While I was thinking about being married and being a mom, and what it all means, I started to wonder why the character in this novel is referred to as “the wife.” I’m ok with not knowing her name; in a way, that makes her experience more universal. But why not stick with “her”? I feel like by calling her “the wife,” it makes it sound like she lost part of her identity when she got married, and that’s such a bleak way of looking at a partnership.

I also have not been able to figure out how exactly the title of the book relates to the story. Any thoughts?

Don’t forget to check out what the other members of the group have to say about the book:


On December 4th, we’ll be discussing A Lady and Her Husband by Amber Reeves. Feel free to join in.

*I am profoundly grateful that my kids are now all old enough to make it to the bathroom, or at least give advance warning, before throwing up. I am also at a point now where I can laugh about the fact that more than once has my husband thrown a vomiting baby at me to flee the room before joining the kid in throwing up. Again, I think only another mother can find some humor in this and in spirit share a look that simply says “men…”. (And, in fairness, I know there are situations where husbands/fathers share a look that simply says “women…”.)




  1. Nice review. I like how you have thought about the mother/wife parts of it. Calling her “the wife” constantly does sound rather bleak overall. Marriages do change over time — it’s helpful if both can evolve with it. LOL. Cheers.

  2. I am just recovering from Rachel Cusk’s memoir ‘Aftermath – On Marriage and Separation’. But this still sounds like something I would love to read. 🙂

  3. On reading this as not a parent (who is regularly in discussions over whether or not I’ll ever be): I feel like the colicky/sick/gross parts of mothering didn’t come across nearly as loud as as the “I love her so so much” parts of parenting. I was almost put off by how much the “parenting is the best.thing.ever” narrative was reenforced. That said, I love my career and at this point I’m not willing to give it up for a kid — a choice we see the narrator make (well, not even intentionally make, more like … an ongoing unfulfilled desire). So I probably had a biased read on the narrator’s love for her child, because I couldn’t stop thinking about that unwritten second novel.

    • Your take on the motherhood part is so interesting. You heard first and foremost “being a mother is wonderful,” and I heard first and foremost “mothering comes with so much gross stuff.” Prime example for how our own background can influence our reaction to a story.

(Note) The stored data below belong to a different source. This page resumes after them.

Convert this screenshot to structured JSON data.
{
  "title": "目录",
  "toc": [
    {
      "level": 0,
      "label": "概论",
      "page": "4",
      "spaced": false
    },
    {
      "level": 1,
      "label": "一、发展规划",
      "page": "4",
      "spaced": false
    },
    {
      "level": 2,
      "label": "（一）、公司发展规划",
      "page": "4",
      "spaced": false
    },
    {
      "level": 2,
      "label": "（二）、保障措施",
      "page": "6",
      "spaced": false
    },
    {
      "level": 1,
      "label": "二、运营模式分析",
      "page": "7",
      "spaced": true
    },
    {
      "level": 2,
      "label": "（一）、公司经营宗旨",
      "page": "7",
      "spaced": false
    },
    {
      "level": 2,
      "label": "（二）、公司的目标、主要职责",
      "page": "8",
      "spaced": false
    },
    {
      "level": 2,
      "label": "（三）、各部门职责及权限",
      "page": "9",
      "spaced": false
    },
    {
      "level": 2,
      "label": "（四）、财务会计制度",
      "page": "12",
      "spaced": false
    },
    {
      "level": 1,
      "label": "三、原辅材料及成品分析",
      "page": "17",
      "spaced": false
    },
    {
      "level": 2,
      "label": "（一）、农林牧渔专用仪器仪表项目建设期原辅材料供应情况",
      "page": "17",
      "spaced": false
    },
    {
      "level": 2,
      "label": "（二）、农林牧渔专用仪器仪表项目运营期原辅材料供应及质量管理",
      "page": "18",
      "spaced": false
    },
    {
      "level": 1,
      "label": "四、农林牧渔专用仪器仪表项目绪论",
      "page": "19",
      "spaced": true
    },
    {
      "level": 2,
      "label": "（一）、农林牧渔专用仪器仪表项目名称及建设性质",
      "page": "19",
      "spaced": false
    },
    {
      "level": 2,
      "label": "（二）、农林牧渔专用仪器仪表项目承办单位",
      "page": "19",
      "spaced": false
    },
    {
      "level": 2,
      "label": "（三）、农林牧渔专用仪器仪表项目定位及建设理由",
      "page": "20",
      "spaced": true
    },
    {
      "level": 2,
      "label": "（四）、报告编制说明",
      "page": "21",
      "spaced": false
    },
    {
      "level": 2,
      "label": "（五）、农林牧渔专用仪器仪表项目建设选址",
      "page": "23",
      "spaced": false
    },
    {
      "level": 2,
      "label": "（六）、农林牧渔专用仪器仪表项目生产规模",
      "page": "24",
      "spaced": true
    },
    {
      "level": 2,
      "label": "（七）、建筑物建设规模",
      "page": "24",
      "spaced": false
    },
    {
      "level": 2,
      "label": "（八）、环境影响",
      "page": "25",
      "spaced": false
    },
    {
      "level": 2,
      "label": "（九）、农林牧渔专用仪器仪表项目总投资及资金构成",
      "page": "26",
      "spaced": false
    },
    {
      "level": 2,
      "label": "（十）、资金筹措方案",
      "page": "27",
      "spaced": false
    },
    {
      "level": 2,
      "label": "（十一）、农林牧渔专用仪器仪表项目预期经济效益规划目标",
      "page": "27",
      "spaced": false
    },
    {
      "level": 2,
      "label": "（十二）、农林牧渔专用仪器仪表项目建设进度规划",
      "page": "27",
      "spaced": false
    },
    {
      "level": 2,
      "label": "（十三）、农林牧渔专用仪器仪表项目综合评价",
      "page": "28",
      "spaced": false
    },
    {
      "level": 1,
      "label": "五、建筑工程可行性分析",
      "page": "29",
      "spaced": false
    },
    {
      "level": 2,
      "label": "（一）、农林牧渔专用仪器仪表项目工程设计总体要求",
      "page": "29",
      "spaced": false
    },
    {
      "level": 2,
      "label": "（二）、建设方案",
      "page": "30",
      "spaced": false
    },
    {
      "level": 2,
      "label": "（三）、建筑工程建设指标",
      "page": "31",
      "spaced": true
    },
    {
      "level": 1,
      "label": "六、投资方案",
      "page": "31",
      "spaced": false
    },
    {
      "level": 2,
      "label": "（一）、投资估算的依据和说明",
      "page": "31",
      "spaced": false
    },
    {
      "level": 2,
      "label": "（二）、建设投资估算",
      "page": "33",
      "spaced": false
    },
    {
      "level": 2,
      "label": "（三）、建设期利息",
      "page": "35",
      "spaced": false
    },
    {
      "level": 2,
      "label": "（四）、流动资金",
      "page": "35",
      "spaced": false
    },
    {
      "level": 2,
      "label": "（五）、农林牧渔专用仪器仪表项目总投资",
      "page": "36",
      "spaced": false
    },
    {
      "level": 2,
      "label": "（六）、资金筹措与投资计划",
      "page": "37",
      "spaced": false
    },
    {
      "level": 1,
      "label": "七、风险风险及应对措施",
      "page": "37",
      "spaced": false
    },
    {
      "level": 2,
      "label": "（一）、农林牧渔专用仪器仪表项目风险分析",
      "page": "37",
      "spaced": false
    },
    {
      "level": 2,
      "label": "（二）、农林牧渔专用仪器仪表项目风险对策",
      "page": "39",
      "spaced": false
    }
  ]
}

  4. It’s so interesting to read about your response to this book, especially your comments about the changes and developments in the central relationship. I have to admit that you got a lot more out of it than I did at the time of reading! (It’s a year or so since I read it, so quite a few of the details have gone from my mind now.) That said, I did like her prose style – each individual fragment was beautifully written.

    • I wish that I had felt as strongly about the second half as I did about the first half. I’m sure I liked the beginning so much because there was a lot that I could relate to. Thankfully, I can’t relate to having to deal with a cheating spouse!

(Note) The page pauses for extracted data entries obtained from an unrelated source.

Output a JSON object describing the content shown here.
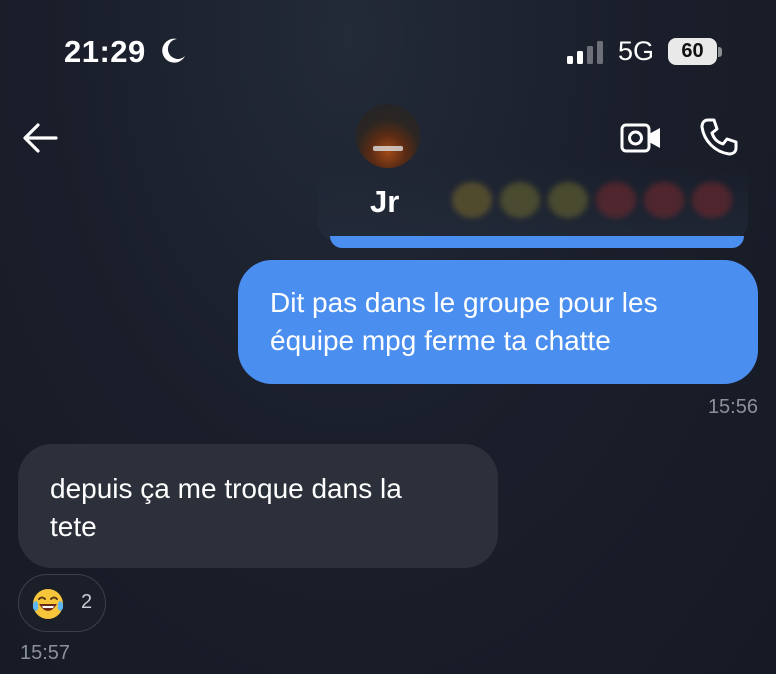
{
  "status_bar": {
    "time": "21:29",
    "moon_icon": "moon-icon",
    "signal_icon": "signal-bars-icon",
    "network": "5G",
    "battery": "60"
  },
  "header": {
    "back_icon": "arrow-left-icon",
    "contact_name": "Jr",
    "video_icon": "video-camera-icon",
    "phone_icon": "phone-icon"
  },
  "messages": [
    {
      "direction": "outgoing",
      "lines": [
        "Dit pas dans le groupe pour les",
        "équipe mpg ferme ta chatte"
      ],
      "time": "15:56"
    },
    {
      "direction": "incoming",
      "lines": [
        "depuis ça me troque dans la",
        "tete"
      ],
      "reaction": {
        "emoji_icon": "tears-of-joy-emoji-icon",
        "count": "2"
      },
      "time": "15:57"
    }
  ],
  "colors": {
    "background": "#171b25",
    "outgoing_bubble": "#4a8ef0",
    "incoming_bubble": "#2c303a",
    "timestamp": "#8b909b"
  }
}
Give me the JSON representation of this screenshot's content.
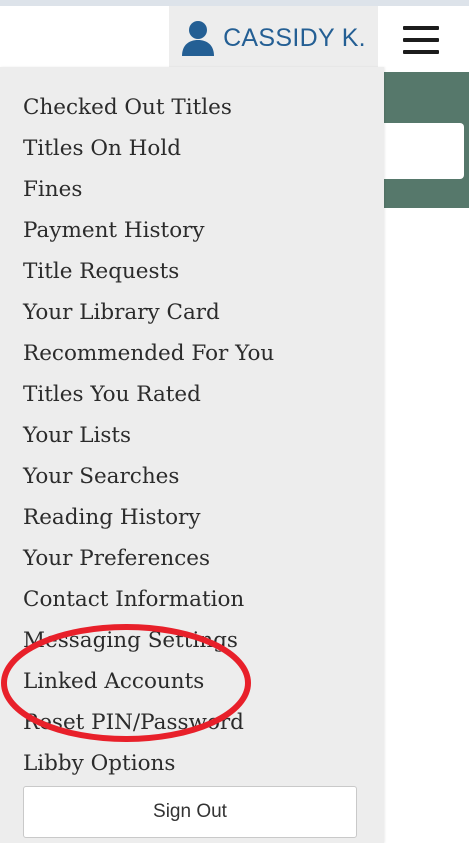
{
  "header": {
    "user_name": "CASSIDY K.",
    "user_icon": "user-icon",
    "menu_icon": "hamburger-menu-icon"
  },
  "menu": {
    "items": [
      {
        "label": "Checked Out Titles"
      },
      {
        "label": "Titles On Hold"
      },
      {
        "label": "Fines"
      },
      {
        "label": "Payment History"
      },
      {
        "label": "Title Requests"
      },
      {
        "label": "Your Library Card"
      },
      {
        "label": "Recommended For You"
      },
      {
        "label": "Titles You Rated"
      },
      {
        "label": "Your Lists"
      },
      {
        "label": "Your Searches"
      },
      {
        "label": "Reading History"
      },
      {
        "label": "Your Preferences"
      },
      {
        "label": "Contact Information"
      },
      {
        "label": "Messaging Settings"
      },
      {
        "label": "Linked Accounts"
      },
      {
        "label": "Reset PIN/Password"
      },
      {
        "label": "Libby Options"
      }
    ],
    "sign_out_label": "Sign Out"
  },
  "colors": {
    "brand_blue": "#245f94",
    "teal_band": "#56786b",
    "menu_background": "#ededed",
    "annotation_red": "#e8202a"
  }
}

  5. I agree – I thought the first half was stronger than the second. Her observations about motherhood and babyhood were spot on. And her scattered mommy brain.
    I also struggled to figure out what the book had to say about being a wife. Which is how I got on to sacrifices, because I think, in most cases still (in my experience, anyway) it’s the wife/mother who has to figure out how to have something carved out for herself on top of everything else that needs to be done. And everything changes dramatically after having a baby, but you can also feel more trapped in your marriage than you did before. What happens next all kind of depends on how adaptable the marriage is.

  6. There’s an explanation of the title, but I can’t quite remember it. It has to do with a joke between the couple about things they filed under “Dept. of Speculation.” Filed metaphorically, I think.